Orang normal pun terganggu jiwanya

Sementara itu, makin lama makin terbukti bahwa orang-orang yang mengeluh atau dilaporkan mengalami ketidak sehatan mental, justru adalah orang-orang normal (mentaati dan melaksanakan norm-norma masyarakat dengan baik). Orang-orang yang menderita stress dan depresi yang pada gilirannya bisa terkena penyakit-penyakit psikosomatis (sakit lambung, migrane dsb.) dan degeneratif (tekanan darah tinggi, penyakit gula dsb.) adalah para pengusaha sukses, para pejabat yang karirnya bagus dan pelajar-pelajar yang mendapat ranking tinggi. Korban-korban bunuhdiri pun bukan penderita schizophrenia atau psikoneurosis, melainkan pengusaha konglomerat dan murid sekolah (yang nilainya kalah bagus dari saudara kembarnya, atau yang mamanya tidak mampu memberi Rp 2.500 untuk kegiatan eks-kul). Pelajar di Medan yang membunuh seluruh keluarganya sendiri pun adalah remaja yang perilakunya sehari-hari cukup baik.

Demikian pula, para terhukum dalam kasus pemboman, semuanya mempunyai catatatan riwayat hidup sebagai muslim yang baik, taat beribadah dan pandai bergaul (baik dengan tetangga, banyak santrinya dsb.). Bagaimana mungkin orang-orang yang sangat normal itu justru melakukan hal-hal yang sangat destruktif?

Sebaliknya, fakta menunjukkan bahwa mereka yang berani memakai kondom, atau bahkan mengaborsi kandungannya (melanggar norma), jutru bisa hidup lebih normal (melanjutkan sekolah, berkarir, menikah dan mempunyai anak-anak), ketimbang yang memilih pernikahan dini (mengikuti norma) yang biasanya berakhir dengan perceraian, kekerasan domestik (terhadap isteri dan anak-anak) dsb.

Kasus-kasus di luar negeri pun menunjukkan makin banyaknya orang normal (taat pada norma) yang menderita gangguan mental.
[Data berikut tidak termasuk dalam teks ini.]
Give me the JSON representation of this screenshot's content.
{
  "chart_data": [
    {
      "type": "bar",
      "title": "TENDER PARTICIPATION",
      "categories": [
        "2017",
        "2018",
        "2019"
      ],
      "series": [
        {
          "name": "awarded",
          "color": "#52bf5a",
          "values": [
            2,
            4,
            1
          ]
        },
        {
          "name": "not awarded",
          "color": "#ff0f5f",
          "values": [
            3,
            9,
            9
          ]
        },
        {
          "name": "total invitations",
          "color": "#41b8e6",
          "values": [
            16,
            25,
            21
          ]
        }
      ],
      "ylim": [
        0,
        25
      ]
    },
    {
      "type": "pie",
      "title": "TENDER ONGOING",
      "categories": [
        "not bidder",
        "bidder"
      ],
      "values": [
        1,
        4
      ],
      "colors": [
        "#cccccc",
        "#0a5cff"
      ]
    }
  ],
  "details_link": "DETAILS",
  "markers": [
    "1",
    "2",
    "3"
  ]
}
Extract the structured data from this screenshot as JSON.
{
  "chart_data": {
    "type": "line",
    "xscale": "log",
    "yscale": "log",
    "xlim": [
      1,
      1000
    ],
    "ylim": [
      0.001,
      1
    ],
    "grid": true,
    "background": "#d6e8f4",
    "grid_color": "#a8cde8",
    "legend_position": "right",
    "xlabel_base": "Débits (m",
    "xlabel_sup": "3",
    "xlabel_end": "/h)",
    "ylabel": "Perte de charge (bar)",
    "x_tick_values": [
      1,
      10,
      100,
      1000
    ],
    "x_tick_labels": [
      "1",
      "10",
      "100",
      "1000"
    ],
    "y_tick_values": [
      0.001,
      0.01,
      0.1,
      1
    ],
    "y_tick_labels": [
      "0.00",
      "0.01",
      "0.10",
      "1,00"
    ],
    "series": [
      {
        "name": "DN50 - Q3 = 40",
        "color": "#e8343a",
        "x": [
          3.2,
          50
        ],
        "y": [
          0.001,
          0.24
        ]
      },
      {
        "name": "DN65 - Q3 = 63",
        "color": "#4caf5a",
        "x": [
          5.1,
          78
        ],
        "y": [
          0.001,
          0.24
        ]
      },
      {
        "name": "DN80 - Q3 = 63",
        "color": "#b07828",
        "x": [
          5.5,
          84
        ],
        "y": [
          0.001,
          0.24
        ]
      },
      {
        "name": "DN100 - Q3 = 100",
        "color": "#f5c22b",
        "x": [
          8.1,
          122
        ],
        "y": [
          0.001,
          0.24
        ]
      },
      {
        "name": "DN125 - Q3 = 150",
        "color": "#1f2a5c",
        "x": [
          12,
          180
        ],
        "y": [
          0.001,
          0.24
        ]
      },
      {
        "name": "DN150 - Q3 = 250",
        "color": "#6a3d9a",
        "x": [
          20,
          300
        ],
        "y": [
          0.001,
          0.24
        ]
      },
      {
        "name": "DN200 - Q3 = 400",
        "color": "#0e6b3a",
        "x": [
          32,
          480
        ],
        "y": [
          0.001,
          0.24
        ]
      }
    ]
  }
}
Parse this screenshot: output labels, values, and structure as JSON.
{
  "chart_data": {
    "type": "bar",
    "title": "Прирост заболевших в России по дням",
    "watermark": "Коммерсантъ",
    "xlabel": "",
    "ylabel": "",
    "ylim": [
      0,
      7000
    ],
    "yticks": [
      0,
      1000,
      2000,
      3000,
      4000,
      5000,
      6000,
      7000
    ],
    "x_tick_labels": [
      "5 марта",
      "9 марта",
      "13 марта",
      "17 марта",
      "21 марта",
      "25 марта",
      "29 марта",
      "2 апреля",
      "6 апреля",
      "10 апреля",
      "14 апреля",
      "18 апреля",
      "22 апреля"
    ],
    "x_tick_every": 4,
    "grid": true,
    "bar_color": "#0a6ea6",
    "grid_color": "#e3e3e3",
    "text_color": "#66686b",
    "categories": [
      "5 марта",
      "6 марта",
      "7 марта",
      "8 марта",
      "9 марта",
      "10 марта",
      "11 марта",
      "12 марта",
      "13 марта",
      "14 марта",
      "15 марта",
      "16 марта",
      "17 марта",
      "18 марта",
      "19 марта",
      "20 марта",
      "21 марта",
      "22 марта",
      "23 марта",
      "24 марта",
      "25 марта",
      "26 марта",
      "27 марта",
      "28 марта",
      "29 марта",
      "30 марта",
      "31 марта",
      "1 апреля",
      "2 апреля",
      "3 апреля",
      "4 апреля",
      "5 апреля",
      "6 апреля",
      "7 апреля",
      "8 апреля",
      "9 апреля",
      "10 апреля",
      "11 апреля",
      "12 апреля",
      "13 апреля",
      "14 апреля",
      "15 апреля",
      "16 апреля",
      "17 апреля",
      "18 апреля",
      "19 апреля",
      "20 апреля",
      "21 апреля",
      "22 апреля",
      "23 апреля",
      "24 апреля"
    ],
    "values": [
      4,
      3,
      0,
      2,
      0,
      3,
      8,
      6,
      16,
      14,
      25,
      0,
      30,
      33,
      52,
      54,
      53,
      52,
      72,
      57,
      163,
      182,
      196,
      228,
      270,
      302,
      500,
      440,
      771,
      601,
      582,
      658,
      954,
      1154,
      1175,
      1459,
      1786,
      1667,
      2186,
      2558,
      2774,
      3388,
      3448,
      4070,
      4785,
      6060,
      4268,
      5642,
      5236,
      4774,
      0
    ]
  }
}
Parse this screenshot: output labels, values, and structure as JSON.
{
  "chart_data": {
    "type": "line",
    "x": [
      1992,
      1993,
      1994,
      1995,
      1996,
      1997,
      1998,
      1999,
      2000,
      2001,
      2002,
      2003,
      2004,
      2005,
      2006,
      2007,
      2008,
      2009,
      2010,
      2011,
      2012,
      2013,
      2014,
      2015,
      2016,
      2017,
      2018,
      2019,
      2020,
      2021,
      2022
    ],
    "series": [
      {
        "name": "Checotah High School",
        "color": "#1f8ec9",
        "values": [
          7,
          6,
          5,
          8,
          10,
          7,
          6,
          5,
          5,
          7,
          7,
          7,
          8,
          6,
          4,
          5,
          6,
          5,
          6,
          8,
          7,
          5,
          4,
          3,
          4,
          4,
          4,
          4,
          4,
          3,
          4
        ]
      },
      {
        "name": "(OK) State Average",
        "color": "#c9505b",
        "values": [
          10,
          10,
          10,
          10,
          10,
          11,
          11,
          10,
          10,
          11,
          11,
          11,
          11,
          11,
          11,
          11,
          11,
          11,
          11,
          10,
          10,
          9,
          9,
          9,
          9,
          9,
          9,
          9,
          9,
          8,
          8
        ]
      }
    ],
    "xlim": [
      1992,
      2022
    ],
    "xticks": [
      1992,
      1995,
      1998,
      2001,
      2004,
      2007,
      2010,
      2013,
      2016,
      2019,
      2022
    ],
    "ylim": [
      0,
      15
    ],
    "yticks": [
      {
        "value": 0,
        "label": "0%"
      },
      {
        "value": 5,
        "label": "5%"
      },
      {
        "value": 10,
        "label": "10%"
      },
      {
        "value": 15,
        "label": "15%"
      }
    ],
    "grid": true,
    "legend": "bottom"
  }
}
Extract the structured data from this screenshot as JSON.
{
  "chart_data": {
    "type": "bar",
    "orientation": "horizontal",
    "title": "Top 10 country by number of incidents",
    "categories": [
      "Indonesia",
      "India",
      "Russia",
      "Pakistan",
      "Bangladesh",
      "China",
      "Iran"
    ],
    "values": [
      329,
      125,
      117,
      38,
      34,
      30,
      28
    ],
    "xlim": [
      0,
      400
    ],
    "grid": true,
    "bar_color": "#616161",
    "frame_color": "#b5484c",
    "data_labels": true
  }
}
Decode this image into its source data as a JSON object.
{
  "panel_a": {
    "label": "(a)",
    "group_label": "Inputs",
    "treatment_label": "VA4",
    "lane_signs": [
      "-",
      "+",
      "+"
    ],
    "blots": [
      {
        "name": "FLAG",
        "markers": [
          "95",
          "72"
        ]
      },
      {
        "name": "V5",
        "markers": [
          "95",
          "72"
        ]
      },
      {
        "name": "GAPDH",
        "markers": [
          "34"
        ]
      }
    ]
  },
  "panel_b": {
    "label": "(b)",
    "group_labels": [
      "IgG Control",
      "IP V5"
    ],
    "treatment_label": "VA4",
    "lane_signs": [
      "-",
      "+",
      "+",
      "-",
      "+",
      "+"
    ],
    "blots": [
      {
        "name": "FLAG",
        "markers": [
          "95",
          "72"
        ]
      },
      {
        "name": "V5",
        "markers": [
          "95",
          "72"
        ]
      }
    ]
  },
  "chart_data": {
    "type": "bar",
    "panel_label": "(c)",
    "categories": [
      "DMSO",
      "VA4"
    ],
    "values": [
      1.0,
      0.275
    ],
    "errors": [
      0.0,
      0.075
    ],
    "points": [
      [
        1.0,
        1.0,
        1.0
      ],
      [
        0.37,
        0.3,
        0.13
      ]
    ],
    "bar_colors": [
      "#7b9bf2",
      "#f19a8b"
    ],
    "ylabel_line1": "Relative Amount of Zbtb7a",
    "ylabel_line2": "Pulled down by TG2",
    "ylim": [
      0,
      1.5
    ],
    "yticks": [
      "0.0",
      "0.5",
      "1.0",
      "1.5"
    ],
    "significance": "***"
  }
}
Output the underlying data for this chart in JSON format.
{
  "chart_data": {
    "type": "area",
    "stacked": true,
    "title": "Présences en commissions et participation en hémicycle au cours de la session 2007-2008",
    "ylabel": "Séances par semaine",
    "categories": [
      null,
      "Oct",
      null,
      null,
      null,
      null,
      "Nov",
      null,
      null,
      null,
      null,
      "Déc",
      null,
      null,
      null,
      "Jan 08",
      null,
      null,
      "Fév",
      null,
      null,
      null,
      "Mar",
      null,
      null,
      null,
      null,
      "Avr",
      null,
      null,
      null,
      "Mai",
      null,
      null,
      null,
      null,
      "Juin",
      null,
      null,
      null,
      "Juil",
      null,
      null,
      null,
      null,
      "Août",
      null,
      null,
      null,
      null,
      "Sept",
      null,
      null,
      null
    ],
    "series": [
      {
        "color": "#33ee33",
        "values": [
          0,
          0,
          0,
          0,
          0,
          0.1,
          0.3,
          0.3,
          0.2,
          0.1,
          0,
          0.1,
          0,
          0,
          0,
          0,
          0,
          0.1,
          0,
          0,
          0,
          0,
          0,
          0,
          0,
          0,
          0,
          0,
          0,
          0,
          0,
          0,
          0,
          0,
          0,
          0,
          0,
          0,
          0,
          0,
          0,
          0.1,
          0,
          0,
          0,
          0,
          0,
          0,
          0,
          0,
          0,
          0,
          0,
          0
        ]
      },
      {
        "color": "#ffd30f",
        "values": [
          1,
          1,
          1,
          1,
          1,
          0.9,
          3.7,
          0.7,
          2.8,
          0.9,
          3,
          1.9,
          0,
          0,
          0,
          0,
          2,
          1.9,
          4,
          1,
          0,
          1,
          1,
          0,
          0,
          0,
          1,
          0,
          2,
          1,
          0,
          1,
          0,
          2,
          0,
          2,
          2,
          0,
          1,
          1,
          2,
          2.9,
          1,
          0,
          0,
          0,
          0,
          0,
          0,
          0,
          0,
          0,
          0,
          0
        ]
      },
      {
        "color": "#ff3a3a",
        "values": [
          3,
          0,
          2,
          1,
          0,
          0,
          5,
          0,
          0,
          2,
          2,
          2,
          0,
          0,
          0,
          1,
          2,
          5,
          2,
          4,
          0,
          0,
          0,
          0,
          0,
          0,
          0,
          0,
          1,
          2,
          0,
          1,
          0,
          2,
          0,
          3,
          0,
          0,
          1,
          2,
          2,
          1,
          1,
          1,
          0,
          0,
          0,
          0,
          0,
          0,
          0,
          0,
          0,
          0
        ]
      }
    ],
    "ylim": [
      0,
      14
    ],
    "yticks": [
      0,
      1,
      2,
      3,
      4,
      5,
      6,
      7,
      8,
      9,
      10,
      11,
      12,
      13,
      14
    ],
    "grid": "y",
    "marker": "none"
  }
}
Di Jepang, angka bunuh diri yang tertinggi adalah di kalangan pelajar yang ibunya sangat berambisi agar anaknya selalu jadi bintang pelajar. Di AS, seorang anak yang sehari-hari tampak pendiam, bisa tiba-tiba membunuh teman-teman sekolahnya sendiri dan gurunya dengan senapan serbu. Presiden Bush adalah orang Amerika nomor satu dan karenanya boleh disebut sebagai orang yang paling normal di AS, tetapi iapun menyerang Irak hanya berdasarkan halusinasinya saja tentang senjata-senjata biologis yang disimpan oleh Saddam Husein.